Perhaps the parents received their punishment through their children, whose role, in that case, would be unclear; more precisely, what would be unclear would be their autonomy or responsibility for their actions. “What actions? They barely did anything,” I asked. M did not respond. He seemed to be lost in solitude; at that moment either he or I, but one of us, was invisible. It might also have been that the parents did not experience punishment at all, but rather the opposite: life as absolute paradise. In that case, the children would have been punished in place of their parents, but without knowing it. Maybe punishment, like forgetting, was the wrong word. Either way, however it is formulated, the debt is passed on to the children, M continued. Sometimes, without meaning to, the parents would torture them with their jokes, especially when they called them by the other’s name, that is, their original one. For a moment, Miguel and Sergio would imagine that everything had been set right—after all, things always happened that way; everything can be restored or destroyed in one brief moment—but then they would catch the irony in their parents’ gaze, a nuance in the tone of their voices, and would resign themselves once again to their permanent state of self-imposed error.

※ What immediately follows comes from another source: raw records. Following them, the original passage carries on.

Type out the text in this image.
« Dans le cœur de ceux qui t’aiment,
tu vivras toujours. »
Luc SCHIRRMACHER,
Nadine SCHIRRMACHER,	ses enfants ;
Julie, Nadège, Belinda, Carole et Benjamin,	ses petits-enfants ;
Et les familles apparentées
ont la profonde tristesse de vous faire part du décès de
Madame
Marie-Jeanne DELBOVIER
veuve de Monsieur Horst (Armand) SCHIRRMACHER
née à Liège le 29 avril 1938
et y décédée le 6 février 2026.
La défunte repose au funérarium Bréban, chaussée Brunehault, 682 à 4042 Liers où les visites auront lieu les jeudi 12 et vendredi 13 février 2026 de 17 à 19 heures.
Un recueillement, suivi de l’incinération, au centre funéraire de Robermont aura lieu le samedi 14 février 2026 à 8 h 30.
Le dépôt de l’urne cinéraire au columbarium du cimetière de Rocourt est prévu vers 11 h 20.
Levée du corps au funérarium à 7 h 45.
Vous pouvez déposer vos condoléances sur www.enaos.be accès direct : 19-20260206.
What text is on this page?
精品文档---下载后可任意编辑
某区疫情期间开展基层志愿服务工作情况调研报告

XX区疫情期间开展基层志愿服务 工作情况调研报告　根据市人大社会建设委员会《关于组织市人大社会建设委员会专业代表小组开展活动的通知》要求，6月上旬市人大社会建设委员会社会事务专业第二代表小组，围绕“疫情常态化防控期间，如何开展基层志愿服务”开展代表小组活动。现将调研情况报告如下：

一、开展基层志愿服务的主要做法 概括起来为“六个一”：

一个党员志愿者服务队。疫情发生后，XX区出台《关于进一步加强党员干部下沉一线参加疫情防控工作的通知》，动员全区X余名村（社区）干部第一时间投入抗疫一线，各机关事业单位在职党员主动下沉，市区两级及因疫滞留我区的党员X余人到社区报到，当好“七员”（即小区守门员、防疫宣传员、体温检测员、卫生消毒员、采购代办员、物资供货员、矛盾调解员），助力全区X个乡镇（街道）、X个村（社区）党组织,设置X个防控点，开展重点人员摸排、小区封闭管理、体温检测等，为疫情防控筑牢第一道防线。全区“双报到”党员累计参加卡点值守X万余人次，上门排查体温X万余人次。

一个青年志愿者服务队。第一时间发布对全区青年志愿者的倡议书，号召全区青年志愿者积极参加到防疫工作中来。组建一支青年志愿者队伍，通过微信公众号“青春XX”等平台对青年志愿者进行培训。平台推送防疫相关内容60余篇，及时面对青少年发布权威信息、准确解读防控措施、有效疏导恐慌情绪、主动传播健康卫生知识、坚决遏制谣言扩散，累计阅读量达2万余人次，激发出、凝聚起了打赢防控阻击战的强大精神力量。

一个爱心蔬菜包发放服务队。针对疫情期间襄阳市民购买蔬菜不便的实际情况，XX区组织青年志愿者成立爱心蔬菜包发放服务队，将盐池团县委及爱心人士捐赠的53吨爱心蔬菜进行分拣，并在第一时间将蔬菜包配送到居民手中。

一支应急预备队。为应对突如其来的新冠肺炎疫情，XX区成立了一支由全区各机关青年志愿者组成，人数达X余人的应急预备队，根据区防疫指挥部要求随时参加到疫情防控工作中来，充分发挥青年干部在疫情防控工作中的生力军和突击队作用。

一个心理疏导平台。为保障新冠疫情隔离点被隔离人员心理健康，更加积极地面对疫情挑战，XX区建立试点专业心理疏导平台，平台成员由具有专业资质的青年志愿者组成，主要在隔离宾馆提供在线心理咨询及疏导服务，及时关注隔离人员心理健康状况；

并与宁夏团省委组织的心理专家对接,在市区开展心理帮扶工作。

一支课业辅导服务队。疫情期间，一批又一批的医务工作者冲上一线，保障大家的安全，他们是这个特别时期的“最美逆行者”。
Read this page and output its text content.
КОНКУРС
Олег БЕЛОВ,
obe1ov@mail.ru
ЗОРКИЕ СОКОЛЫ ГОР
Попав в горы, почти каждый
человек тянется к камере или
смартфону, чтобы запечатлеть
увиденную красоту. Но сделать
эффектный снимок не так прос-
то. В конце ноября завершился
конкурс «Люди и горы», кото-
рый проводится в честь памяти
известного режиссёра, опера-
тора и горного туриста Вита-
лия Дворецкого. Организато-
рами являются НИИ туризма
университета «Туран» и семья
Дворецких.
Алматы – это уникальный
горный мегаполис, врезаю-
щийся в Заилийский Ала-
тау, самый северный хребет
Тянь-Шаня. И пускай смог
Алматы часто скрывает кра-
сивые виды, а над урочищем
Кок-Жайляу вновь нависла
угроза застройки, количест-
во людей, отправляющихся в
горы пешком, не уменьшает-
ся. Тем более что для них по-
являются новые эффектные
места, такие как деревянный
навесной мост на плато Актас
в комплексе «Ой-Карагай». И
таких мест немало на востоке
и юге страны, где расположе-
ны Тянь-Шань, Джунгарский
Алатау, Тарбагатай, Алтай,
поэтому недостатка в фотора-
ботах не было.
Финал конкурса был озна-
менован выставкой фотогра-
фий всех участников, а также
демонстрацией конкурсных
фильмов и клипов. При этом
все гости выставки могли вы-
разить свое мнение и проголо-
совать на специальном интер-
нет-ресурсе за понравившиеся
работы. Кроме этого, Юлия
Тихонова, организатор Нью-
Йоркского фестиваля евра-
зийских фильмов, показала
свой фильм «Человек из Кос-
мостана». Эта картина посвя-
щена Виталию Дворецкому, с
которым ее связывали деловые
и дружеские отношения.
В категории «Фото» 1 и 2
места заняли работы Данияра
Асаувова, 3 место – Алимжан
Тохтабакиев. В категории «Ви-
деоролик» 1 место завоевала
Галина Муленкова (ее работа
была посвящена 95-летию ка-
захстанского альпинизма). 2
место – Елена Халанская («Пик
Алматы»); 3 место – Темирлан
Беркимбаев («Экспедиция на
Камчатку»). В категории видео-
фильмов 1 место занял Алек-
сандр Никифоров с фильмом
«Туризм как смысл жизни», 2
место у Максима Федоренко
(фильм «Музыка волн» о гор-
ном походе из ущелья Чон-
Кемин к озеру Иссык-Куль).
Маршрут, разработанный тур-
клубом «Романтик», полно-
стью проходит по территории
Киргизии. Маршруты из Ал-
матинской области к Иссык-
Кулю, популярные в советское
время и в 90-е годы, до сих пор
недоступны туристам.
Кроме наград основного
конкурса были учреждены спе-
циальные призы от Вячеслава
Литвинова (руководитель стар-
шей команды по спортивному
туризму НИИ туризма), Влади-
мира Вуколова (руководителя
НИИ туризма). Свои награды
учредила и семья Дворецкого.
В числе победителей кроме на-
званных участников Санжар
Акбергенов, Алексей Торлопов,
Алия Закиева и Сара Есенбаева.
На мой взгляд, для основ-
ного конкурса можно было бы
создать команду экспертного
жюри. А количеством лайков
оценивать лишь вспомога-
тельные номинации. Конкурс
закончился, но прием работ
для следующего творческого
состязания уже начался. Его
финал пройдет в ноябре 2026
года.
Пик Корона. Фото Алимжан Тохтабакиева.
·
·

I asked him several times about the origins of the story; at first, M would answer evasively, then end up admitting what to him was just as obvious as it was enigmatic: that, as I have already written, he heard it once and felt absolutely sure that he already knew it. He knew all the details, even the most obscure: the ones that were, despite being problematic, impossible to forget or to set aside. And of course, he knew the ending. Yet each time he heard it, it seemed as though it were for the first time, or as though it prefigured a dream. On the other hand, if the story were interrupted he would sit there in suspense, unable to react, as though he suddenly found himself abandoned in an unfathomable landscape without any means of orientation. These conditions may seem contradictory, but in M they proved their correlation: the same spatial perception was at work. In this case it was simply directed at a story, which made it fluctuate between conjecture, confusion, and ignorance. His mind was organized according to recollections; there was an ideal state or territory to which he was certain he belonged and from which emerged the collection of impressions, and even experiences, that made their way to him.